(Updated: March 01 2020 16:42)
Here are 23 statements or questions about statistics, mainly about regression, for you to ponder and comment on.
Is each statement true, false or does its truth depend on unstated conditions? In the last case, on what conditions does it depend on and how?
Warning: Almost every statement (but not all) expresses a widely held fallacy about statistics. Many professional statisticians are fooled by many of these statements.
Suppose you are studying how some measure of health is related to weight. You are looking at a multiple regression of health on height and weight but you observe that what you are really interested in is the relationship between health and excess weight relative to height. What you should do is to compute the residuals of weight on height and replace weight in the model with this new variable. The resulting coefficient of ‘excess weight’ will give a better estimate of the effect of excess weight.
Suppose you are studying observational data on the relationship between Health and Coffee (measured in grams of caffeine consumed per day). Suppose you want to control for a possible confounding factor ‘Stress’. In this kind of study it is more important to make sure that you measure coffee consumption accurately than it is to make sure that you measure ‘stress’ accurately.
A survey of students at York reveals that the average class size of the classes they attend is 130. A survey of faculty shows an average class size of 30. The students must be exaggerating their class sizes or the faculty under-reporting.
A survey of Canadian families yielded average ‘equity’ (i.e. total owned in real estate, bonds, stocks, etc. minus total owed) of $48,000. Aggregate government data of the total equity in the Canadian population shows that this figure must be much larger, in fact more than twice as large. This shows that respondents must tend to dramatically underreport their equity.
In a multiple regression of Y on three predictors, X1, X2 and X3, suppose the coefficients of each of X2 and X3, are not significant. It is safe to drop these two variables and perform a regression on X1 alone. Dropping the variables with non-significant coefficients results in a model that fits almost as well as the original model.

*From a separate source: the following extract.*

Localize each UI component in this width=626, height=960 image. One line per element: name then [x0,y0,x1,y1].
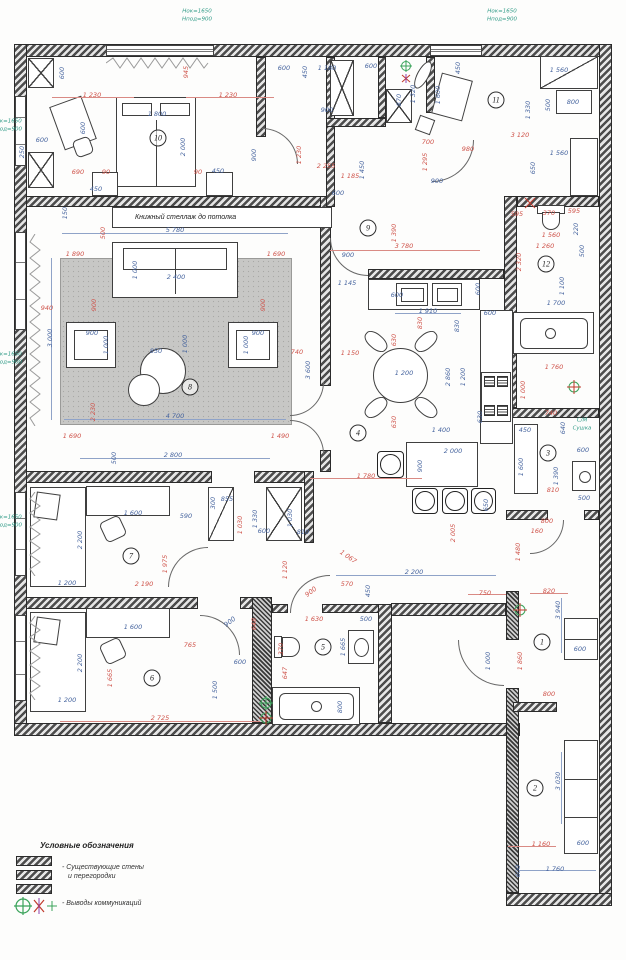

If smoking really is bad for your health, you expect that a comparison of a group of people who have quit smoking with a group that has continued to smoke will reveal that the group quitting is, on average, healthier than the group that continued.
In a multiple regression, if you drop a predictor whose effect is not significant, the coefficients of the other predictors should not change very much, nor should the p-values associated with them.
We use maximum likelihood to estimate parameters because the parameter value with the highest likelihood is the value that has the highest probability of being correct. ‘Likelihood’ is just a different word for ‘probability’.
If you want to reduce the number of predictor variables in a model, forward stepwise regression will do a good job of identifying which variables you should keep. What about backward stepwise regression?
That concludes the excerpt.